I examined Mason’s face as I did. so. He didn’t look at all familiar for someone who had supposedly been hanging around the office for weeks.
He wasn’t easy to drag, partly because he was a big guy - maybe 250 pounds. And partly because he was squirming as hard as he could.
I realized I could use that. He’d obviously been rubbing his mouth against something, trying to loosen the duct tape. I managed to turn him so his face was on the floor, and then stepped on the duct tape, ripping it more than half off.
“Help!” he shouted. “She’s going to kill me! You’ve got to do something.”
“I would if she didn’t have that gun,” I said. “Why do you think she’s going to kill you?”
“Oh, nothing in particular,” he said with heavy sarcasm. “Except maybe the fact that she knocked me out, tied me up, and now she’s waving a gun at me?”
“Let me rephrase that: Why does she want to kill you? Why you?”
“Look, you don’t even have to give me the last check,” he said, looking up at me. “I’ll sign anything you want. Just let me go!”
“That’s her call,” I said, indicating Liz.
“Keep dragging,” Liz said.
“Sorry,” I said. “Just out of curiosity, have you been hanging around, watching the office?”
“Hanging around here? No,” he said. “I got a job up in D.C. just after they fired me here. I don’t have time to hang around in Caerphilly.”
“Then what are you doing here tonight?”
“She called and told me Rob had changed his mind and they were going to give me my final paycheck after all. And I didn’t have to sign their stupid agreement, just a receipt for the check. I was supposed to meet her here at the office after hours.”
“Clever,” I said to Liz. “And I bet the threatening phone calls were phony, too.”
“Threatening phone calls?” Mason repeated.
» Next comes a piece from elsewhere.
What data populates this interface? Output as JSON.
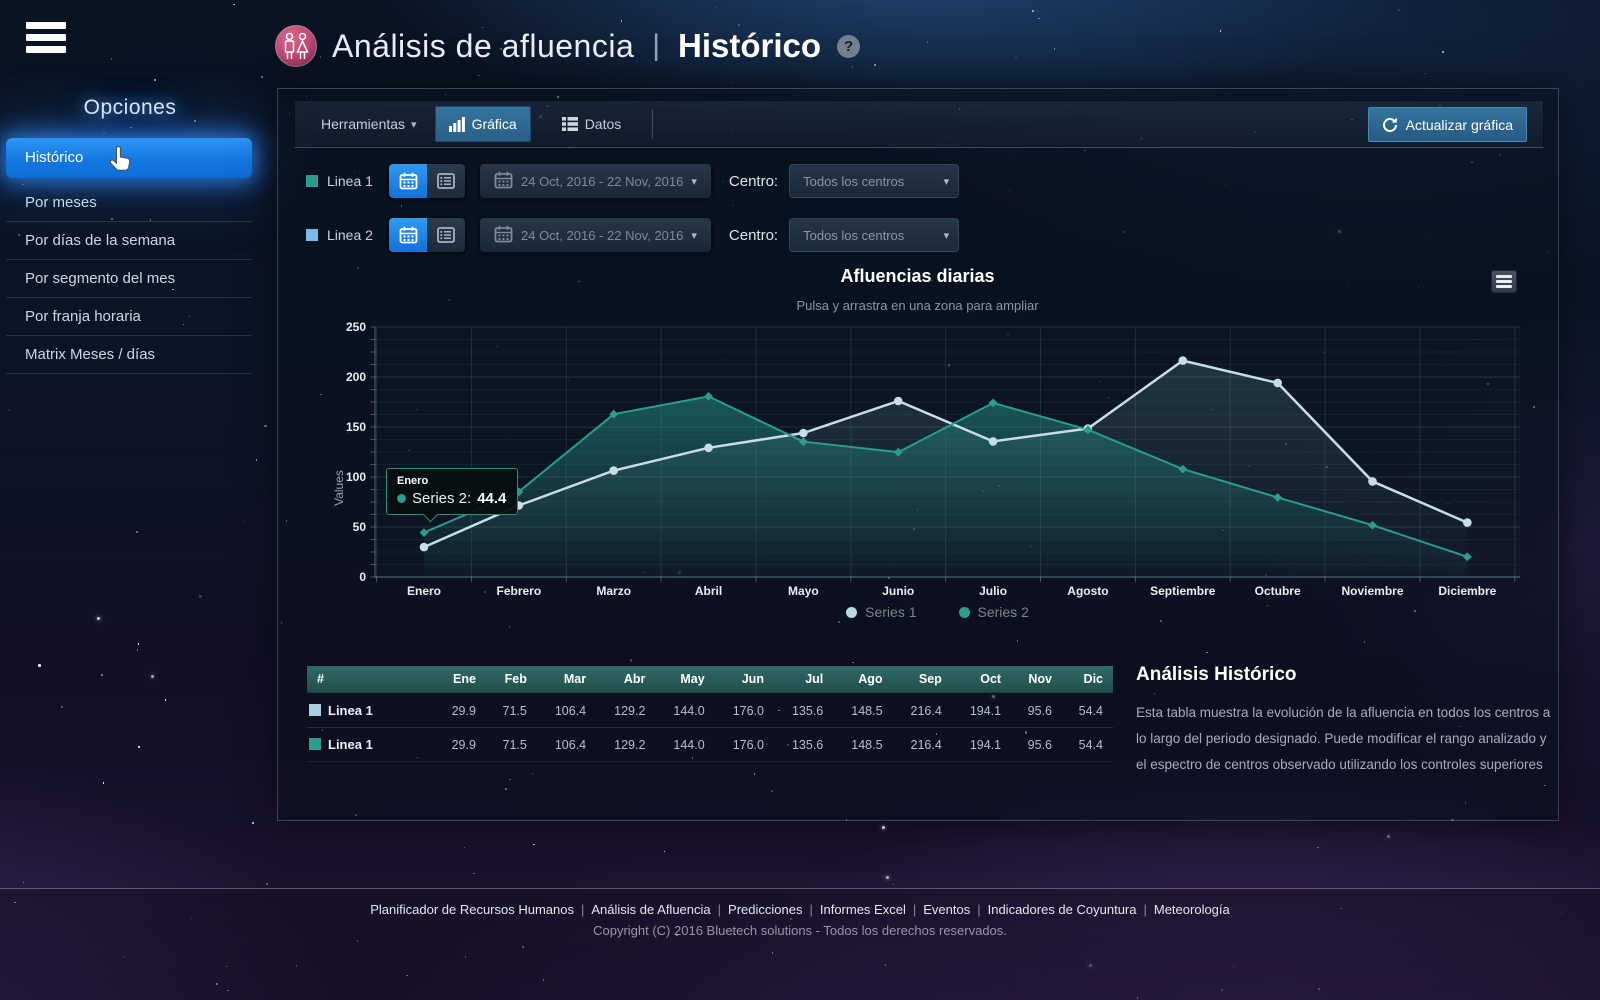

“Absolutely brilliant,” I said, not trying to hide the bitterness in my voice. “You had this planned all along.”
“Actually, the original plan was to lure both him and Ted here at night, and make it look as if Ted had surprised him trying to break in,” she said. “But when the mail cart suddenly appeared with Ted just lying on there…”
She shrugged.
“Irresistible temptation, I suppose,” I said. “And you could still use your disgruntled employee as one of the suspects. Everyone believes in the stalking and the threatening phone calls, of course, because it wasn’t just you reporting them. I mentioned them to the chief, and I bet you got other people to do the same thing. Rob, for example.”
“Most people are so easily manipulated,” she said with a smile that I would once have called sly. Now I was trying to decide between sadistic and just plain crazy.
“Keep dragging,” she said.
So I kept dragging until we had Mason inside the reception room. By the time we got him there, I was panting from exertion. I was faking it, a little; I do have more upper body strength than that, but I figured if she thought I was overcome from the exertion, I’d have a better chance of getting the drop on her. I feigned exhaustion and let Mason fall to the floor with a thud by the reception desk - about where the mail cart stopped, I thought.